Alguien dijo una vez...
Rizzo, el Bardo
No es que cante mal, es que no saben escuchar.
[Aventura] Las dos caras de la moneda [T1]
Ragnheidr Grosdttir
Stormbreaker
Día 25 de Verano del año 724.

La mañana siguiente a la histórica revolución en Oykot es un contraste vivo entre el caos del día anterior y el renacer de una nueva esperanza. El sol se asoma tímidamente entre las nubes, como si también estuviera despertando de la tormenta. Los destrozos de la guerra aún son evidentes, fachadas de casas desgarradas, calles salpicadas de escombros y algunos edificios reducidos a esqueleto de lo que alguna vez fueron. Las cicatrices del conflicto aún laten en el paisaje, pero no logran opacar la energía que inunda el aire. En las calles, la gente se mueve con un propósito renovado. Civiles y revolucionarios trabajan codo a codo, improvisando brigadas para limpiar las avenidas y rescatar lo que se pueda de las viviendas. Hay hombres arrastrando vigas, mujeres distribuyendo agua y alimentos, y niños corriendo por los escombros, sus risas resonando como campanas. Los más pequeños llevan pañuelos rojos atados a la cabeza, símbolos del movimiento revolucionario. Algunos tienen en sus manos muñecos que se han fabricado en tiempo record de los propios héroes.

A pesar de las ruinas, hay felicidad en los rostros de todos. Los ojos brillan con el fuego de la victoria y los labios se curvan en sonrisas llenas de alivio y orgullo. Las personas se abrazan al cruzarse, felicitándose mutuamente, compartiendo anécdotas de heroísmo de la noche anterior. Algunos entonan canciones improvisadas, mientras otros colocan banderas en las ventanas y techos de lo que quedó de sus hogares. En la plaza central, un lugar que solía estar dominado por estatuas de los monarcas caídos, ahora hay un improvisado altar construido con flores y banderas revolucionarias. La multitud se reúne alrededor, coreando consignas de libertad y unidad. El ambiente, aunque cargado por el polvo y la destrucción, es vibrante y lleno de vida. Los habitantes de Oykot saben que queda un largo camino por delante, pero, por primera vez en mucho tiempo, miran al horizonte con esperanza. La libertad ha llegado, y con ella, la promesa de reconstruir no solo sus hogares, sino también su futuro.



La alegría es inmensa, pero toda historia tiene varias caras. La otra, la que no se suele ver y tampoco remarca nadie, la representa una niña de no más de cinco años, sentada en lo que debería ser la puerta de su casa.
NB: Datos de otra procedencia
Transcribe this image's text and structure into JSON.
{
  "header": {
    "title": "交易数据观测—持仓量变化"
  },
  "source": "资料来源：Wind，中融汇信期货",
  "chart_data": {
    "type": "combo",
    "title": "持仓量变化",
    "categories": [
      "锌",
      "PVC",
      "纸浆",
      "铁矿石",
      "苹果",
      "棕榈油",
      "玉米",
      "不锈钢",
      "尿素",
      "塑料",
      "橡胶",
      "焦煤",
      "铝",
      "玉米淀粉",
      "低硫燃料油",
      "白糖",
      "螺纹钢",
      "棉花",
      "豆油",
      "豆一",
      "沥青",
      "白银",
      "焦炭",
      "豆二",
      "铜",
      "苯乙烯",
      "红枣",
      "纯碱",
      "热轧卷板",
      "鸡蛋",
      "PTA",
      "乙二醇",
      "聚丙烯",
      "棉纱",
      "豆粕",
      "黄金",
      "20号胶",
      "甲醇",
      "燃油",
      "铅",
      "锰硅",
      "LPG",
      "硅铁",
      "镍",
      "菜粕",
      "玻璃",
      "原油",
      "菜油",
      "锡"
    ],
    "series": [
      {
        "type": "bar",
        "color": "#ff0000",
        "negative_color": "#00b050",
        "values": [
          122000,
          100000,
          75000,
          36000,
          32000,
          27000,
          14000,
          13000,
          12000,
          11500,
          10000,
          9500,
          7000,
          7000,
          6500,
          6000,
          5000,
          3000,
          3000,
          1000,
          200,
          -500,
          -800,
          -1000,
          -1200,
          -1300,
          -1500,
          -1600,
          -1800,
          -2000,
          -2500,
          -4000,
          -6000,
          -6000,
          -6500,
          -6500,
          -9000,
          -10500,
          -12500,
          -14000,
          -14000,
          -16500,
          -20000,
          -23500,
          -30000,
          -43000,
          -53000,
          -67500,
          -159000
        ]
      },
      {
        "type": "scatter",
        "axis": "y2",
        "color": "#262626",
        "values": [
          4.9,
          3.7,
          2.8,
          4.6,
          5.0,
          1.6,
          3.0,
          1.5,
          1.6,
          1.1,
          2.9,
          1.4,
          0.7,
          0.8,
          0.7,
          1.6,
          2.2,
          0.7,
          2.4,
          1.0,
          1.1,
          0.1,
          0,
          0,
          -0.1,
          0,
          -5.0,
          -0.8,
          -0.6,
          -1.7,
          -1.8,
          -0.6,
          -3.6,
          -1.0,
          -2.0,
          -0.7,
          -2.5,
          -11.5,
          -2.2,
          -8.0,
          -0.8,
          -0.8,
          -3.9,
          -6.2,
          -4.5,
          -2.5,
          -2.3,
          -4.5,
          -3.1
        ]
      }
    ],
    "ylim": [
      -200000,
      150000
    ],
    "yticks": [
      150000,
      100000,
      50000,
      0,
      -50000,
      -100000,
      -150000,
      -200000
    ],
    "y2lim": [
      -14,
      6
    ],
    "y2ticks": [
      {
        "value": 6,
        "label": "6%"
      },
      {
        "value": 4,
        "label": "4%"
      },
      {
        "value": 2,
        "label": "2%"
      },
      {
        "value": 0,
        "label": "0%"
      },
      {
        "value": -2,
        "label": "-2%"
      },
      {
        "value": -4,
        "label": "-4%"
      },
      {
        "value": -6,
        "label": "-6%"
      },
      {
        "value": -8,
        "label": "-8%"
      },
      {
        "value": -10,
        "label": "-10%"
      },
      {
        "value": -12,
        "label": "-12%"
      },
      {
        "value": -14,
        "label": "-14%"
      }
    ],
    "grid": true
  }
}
Los cuerpos de sus padres, se intuyen que están bajo los escombros, pero nadie escucha sus gritos de auxilio y por consecuencia, nadie está ahí para ayudarla. Los cánticos y celebraciones opacan sus chillidos, que se van apagando conforme se va quedando sin energía. La distancia entre la plaza central y los destrozos en esta pequeña calle repleta de casas quemadas y en la mierda más absoluta es de cuarenta metros.

Cuarenta metros de pura realidad y tristeza.